The basic talent tools in every HR professional’s toolkit can be leveraged to create an organisational advantage – if used the right way, according to Wayne Brockbank
As the chief HR officer of her firm, Jessica was feeling quite pleased with her department’s progress in implementing its talent agenda. Her recruitment team had hired outstanding talent; her succession team had helped to promote outstanding leaders; her development team was building the competencies for outstanding performers; and, her compensation team had successfully implemented its pay for performance initiatives. All seemed well. By chance, at that year’s Australian HR Institute conference, she happened to run into her counter-part from her firm’s primary competitor. They tentatively and carefully compared notes about the progress of their respective HR departments.
Through the conversation, it became clear that her competitive counterpart was applying the same talent tools with roughly the same talent outcomes. Jessica became thoughtfully concerned. While her efforts were successful in building outstanding talent, so were her competitors. Jessica aspired to build competitive advantage for her firm with the same differentiating aspirations that she expected from every other department in her firm. Then she recalled her graduate class in labour economics. Her professor had pointed out that in an efficient labour market, major competitors in the same industry will have about the same individual talent. As Jessica thought about this situation, she contemplated how she might create competitive advantage through HR.

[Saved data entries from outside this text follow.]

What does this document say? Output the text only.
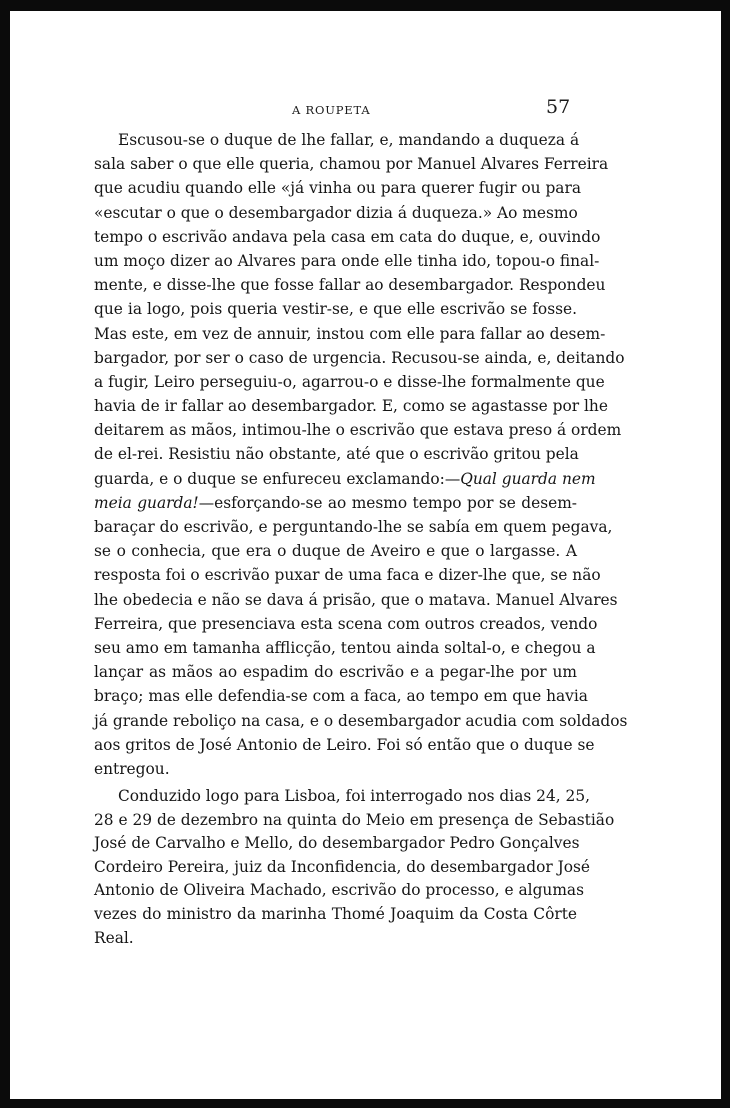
A ROUPETA	57
Escusou-se o duque de lhe fallar, e, mandando a duqueza á
sala saber o que elle queria, chamou por Manuel Alvares Ferreira
que acudiu quando elle «já vinha ou para querer fugir ou para
«escutar o que o desembargador dizia á duqueza.» Ao mesmo
tempo o escrivão andava pela casa em cata do duque, e, ouvindo
um moço dizer ao Alvares para onde elle tinha ido, topou-o final-
mente, e disse-lhe que fosse fallar ao desembargador. Respondeu
que ia logo, pois queria vestir-se, e que elle escrivão se fosse.
Mas este, em vez de annuir, instou com elle para fallar ao desem-
bargador, por ser o caso de urgencia. Recusou-se ainda, e, deitando
a fugir, Leiro perseguiu-o, agarrou-o e disse-lhe formalmente que
havia de ir fallar ao desembargador. E, como se agastasse por lhe
deitarem as mãos, intimou-lhe o escrivão que estava preso á ordem
de el-rei. Resistiu não obstante, até que o escrivão gritou pela
guarda, e o duque se enfureceu exclamando:—Qual guarda nem
meia guarda!—esforçando-se ao mesmo tempo por se desem-
baraçar do escrivão, e perguntando-lhe se sabía em quem pegava,
se o conhecia, que era o duque de Aveiro e que o largasse. A
resposta foi o escrivão puxar de uma faca e dizer-lhe que, se não
lhe obedecia e não se dava á prisão, que o matava. Manuel Alvares
Ferreira, que presenciava esta scena com outros creados, vendo
seu amo em tamanha afflicção, tentou ainda soltal-o, e chegou a
lançar as mãos ao espadim do escrivão e a pegar-lhe por um
braço; mas elle defendia-se com a faca, ao tempo em que havia
já grande reboliço na casa, e o desembargador acudia com soldados
aos gritos de José Antonio de Leiro. Foi só então que o duque se
entregou.
Conduzido logo para Lisboa, foi interrogado nos dias 24, 25,
28 e 29 de dezembro na quinta do Meio em presença de Sebastião
José de Carvalho e Mello, do desembargador Pedro Gonçalves
Cordeiro Pereira, juiz da Inconfidencia, do desembargador José
Antonio de Oliveira Machado, escrivão do processo, e algumas
vezes do ministro da marinha Thomé Joaquim da Costa Côrte
Real.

“In an efficient labour market, major competitors in the same industry will have about the same individual talent”
The research from the Ross School of Business helps Jessica to address her quandary. She must raise her focus beyond talent to cultural capability. The Michigan research clearly shows that HR departments that focus on cultural capability will have four times the impact on business results than HR departments that focus primarily on individual talent. This finding holds true across virtually all HR stakeholders including external customers, investors, line managers, employees, and regulators.
How might Jessica act on this insight? Michigan’s research again sheds light on this question. We asked over 31,000 HR professionals and line managers to examine virtually every area of HR’s involvement. These activities statistically combined (factored) into four categories: employee performance HR practices (goal setting, performance measurement, incentives), HR analytics (measures that track HR’s performance impact), HR’s role in information management (HR’s role in identifying, accessing, analysing, sharing and utilising external information) and integrated HR practices (integrating business strategy, cultural and other organisational capabilities with the full breadth of HR activities and policies). While employee performance HR practices have the greatest impact on short-term financial results and HR’s role in information management has the greatest impact on customers and shareholders, integrated HR practices create the greatest value across the full range of HR stakeholders. Thus, ensuring the tight alignment among business strategy, organisational culture, and the combined HR activity areas is key to creating competitive advantage through HR.
“HR departments that focus on cultural capability will have four times the impact on business results than HR departments that focus primarily on individual talent”
A more detailed review of these findings results in a potentially important insight. HR activity areas are essentially the tools for HR’s talent agenda; that is, recruitment, performance management, promotions, outplacement, rotation, incentives, training and on-the-job development.
Thus, if Jessica seeks to create competitive advantage through HR, she will continue to build individual talent through the HR talent tools. But substantially more important, she will focus on building an HR department that is integrated around strategy and culture. She will have a clear definition of the organisation culture that is required to implement the business strategy and then she will apply the culture definition to the design and delivery of all of her HR talent tools. By so doing she will optimise HR’s value across the full breadth of her firm’s stakeholders, thereby creating a competitive advantage through her HR department.
Key organisational advantage action items for HR
HR professionals should remember that, in an efficient labour market, major competitors will, over time, achieve the same level of individual talent. This will result at best in competitive parity. To create competitive advantage HR departments should implement the following three steps
1. Have a clear understanding of the business strategy;
2. Ensure that the culture that is required to fully implement their business strategy is clearly defined and communicated;
3. Design and deliver the full breadth of their talent tools with a focus on creating, reinforcing and sustaining the strategy-focused culture.